DeVito recalled with great relish that, after devoting two hours each morning to applying his Penguin makeup, he would remain in character all day, occasionally biting people on the set. Keaton revealed that the costume designer tried to build a zippered fly into his new bat suit. That "was considerate," he conceded, "but from odd camera angles, you'd see the zipper. And sometimes it would be half-open--or half-closed."

Meanwhile, Pfeiffer talked reverently about the "brilliant whip-master" who trained her--"I can't imagine Catwoman without his whipping," she said. "There was a grace and beauty to the way he worked the whip." She was less enthusiastic about the cat suit. "It feels like a second skin," she explained, "but if you've had it on too long, it becomes vacuum-packed and a little painful--I got a skin rash once."

Pfeiffer said that she was surprised by the challenge of the role. "It was really difficult," she said, "and I thought, `Isn't this ironic, that Catwoman might be the most demanding part of my career?' " She won the role after a strange controversy. Burton's first choice, Annette Bening, had to drop out after becoming pregnant. Then, actress Sean Young, who claimed that she was born to play Catwoman, stormed into studio headquarters wearing her own cat suit.
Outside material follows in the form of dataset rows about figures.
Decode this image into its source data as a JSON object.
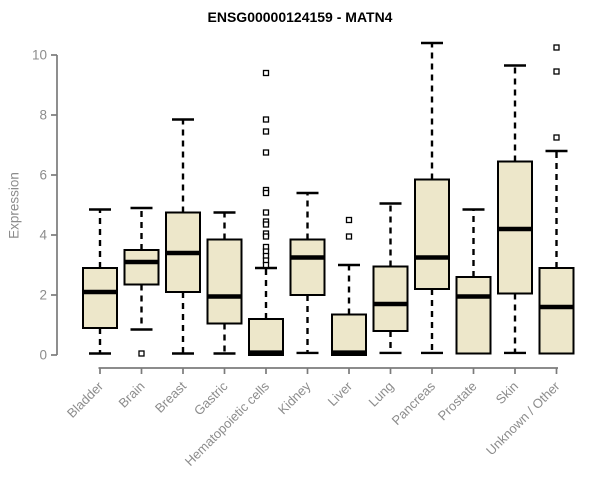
{
  "title": "ENSG00000124159 - MATN4",
  "chart_data": {
    "type": "boxplot",
    "title": "ENSG00000124159 - MATN4",
    "xlabel": "",
    "ylabel": "Expression",
    "ylim": [
      0,
      10.5
    ],
    "yticks": [
      0,
      2,
      4,
      6,
      8,
      10
    ],
    "grid": false,
    "legend": "none",
    "categories": [
      "Bladder",
      "Brain",
      "Breast",
      "Gastric",
      "Hematopoietic cells",
      "Kidney",
      "Liver",
      "Lung",
      "Pancreas",
      "Prostate",
      "Skin",
      "Unknown / Other"
    ],
    "boxes": [
      {
        "category": "Bladder",
        "whisker_low": 0.05,
        "q1": 0.9,
        "median": 2.1,
        "q3": 2.9,
        "whisker_high": 4.85,
        "outliers": []
      },
      {
        "category": "Brain",
        "whisker_low": 0.85,
        "q1": 2.35,
        "median": 3.1,
        "q3": 3.5,
        "whisker_high": 4.9,
        "outliers": [
          0.05
        ]
      },
      {
        "category": "Breast",
        "whisker_low": 0.05,
        "q1": 2.1,
        "median": 3.4,
        "q3": 4.75,
        "whisker_high": 7.85,
        "outliers": []
      },
      {
        "category": "Gastric",
        "whisker_low": 0.05,
        "q1": 1.05,
        "median": 1.95,
        "q3": 3.85,
        "whisker_high": 4.75,
        "outliers": []
      },
      {
        "category": "Hematopoietic cells",
        "whisker_low": 0,
        "q1": 0,
        "median": 0.08,
        "q3": 1.2,
        "whisker_high": 2.9,
        "outliers": [
          9.4,
          7.85,
          7.45,
          6.75,
          5.5,
          5.4,
          4.75,
          4.45,
          4.35,
          4.05,
          3.95,
          3.6,
          3.45,
          3.3,
          3.15,
          3.0
        ]
      },
      {
        "category": "Kidney",
        "whisker_low": 0.07,
        "q1": 2.0,
        "median": 3.25,
        "q3": 3.85,
        "whisker_high": 5.4,
        "outliers": []
      },
      {
        "category": "Liver",
        "whisker_low": 0,
        "q1": 0,
        "median": 0.08,
        "q3": 1.35,
        "whisker_high": 3.0,
        "outliers": [
          4.5,
          3.95
        ]
      },
      {
        "category": "Lung",
        "whisker_low": 0.07,
        "q1": 0.8,
        "median": 1.7,
        "q3": 2.95,
        "whisker_high": 5.05,
        "outliers": []
      },
      {
        "category": "Pancreas",
        "whisker_low": 0.07,
        "q1": 2.2,
        "median": 3.25,
        "q3": 5.85,
        "whisker_high": 10.4,
        "outliers": []
      },
      {
        "category": "Prostate",
        "whisker_low": 0.03,
        "q1": 0.05,
        "median": 1.95,
        "q3": 2.6,
        "whisker_high": 4.85,
        "outliers": []
      },
      {
        "category": "Skin",
        "whisker_low": 0.07,
        "q1": 2.05,
        "median": 4.2,
        "q3": 6.45,
        "whisker_high": 9.65,
        "outliers": []
      },
      {
        "category": "Unknown / Other",
        "whisker_low": 0.03,
        "q1": 0.05,
        "median": 1.6,
        "q3": 2.9,
        "whisker_high": 6.8,
        "outliers": [
          10.25,
          9.45,
          7.25
        ]
      }
    ]
  },
  "style": {
    "box_fill": "#EDE7CA",
    "box_stroke": "#000000",
    "median_color": "#000000",
    "whisker_color": "#000000",
    "outlier_fill": "#FFFFFF",
    "outlier_stroke": "#000000",
    "axis_color": "#7B7B7B",
    "tick_label_color": "#8C8C8C",
    "title_color": "#000000",
    "background": "#FFFFFF"
  }
}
Over Young's protests, Burton hired Pfeiffer. Comparing her with his Batman co-star Kim Basinger, Keaton said: "Michelle worked with her head--and Kim didn't."

But Pfeiffer's physical prowess proved an unexpected bonus. "She amazed me," said Burton. "She was doing karate fights on curved roofs with four-inch heels." In fact, Pfeiffer had taken up kick-boxing even before she was cast. "I'm really strong," she said, "and I'm pretty athletic when I choose to be."

After seeing the movie, Pfeiffer said, "it was more than I expected, and that never happens. I was blown away by the images and the scope and the beauty." Keaton's reaction was more measured. "I wasn't ready for some of it," he said. "When you make movies like this, they're so huge you don't know what's in them." Keaton also wondered aloud if the movie is suitable for his nine-year-old son, Sean. "There's a couple of things in it he doesn't need to see," he said. "And it's a tad too twisted for young, young kids--five- or six-year-olds."

Burton received criticism for the violence in the first Batman movie. But, he said, "I think children have their own barometers. Kids are not necessarily these pure little everything-is-beautiful creatures. I was always grateful for heavier subject matter when I was growing up." The director says that he has always resisted Hollywood's tendency to blunt creativity with marketing concerns. Warner Bros. executives, he said, "were scared of the Penguin--they thought he was too weird. But the thing that makes the studio nervous often ends up being the thing that works the best."

Burton's co-producer, Denise Di Novi, told Maclean's that Batman Returns cost $65 million. Still, Burton maintained, "I don't believe anyone knows the actual full-on cost. When you're doing a studio movie and you're paying rental on the studio, it's all this soft money going back and forth. I just wish for once that someone would hand me the money in a bag."

In all probability, Batman Returns will return a fortune. "The whole Batman thing has a power of its own," said Burton, who is riding a phenomenon that is bigger than a movie. The bat symbol, like the mask from The Phantom of the Opera, has become an icon of gothic glamour--a talisman for those seeking light entertainment from the dark side.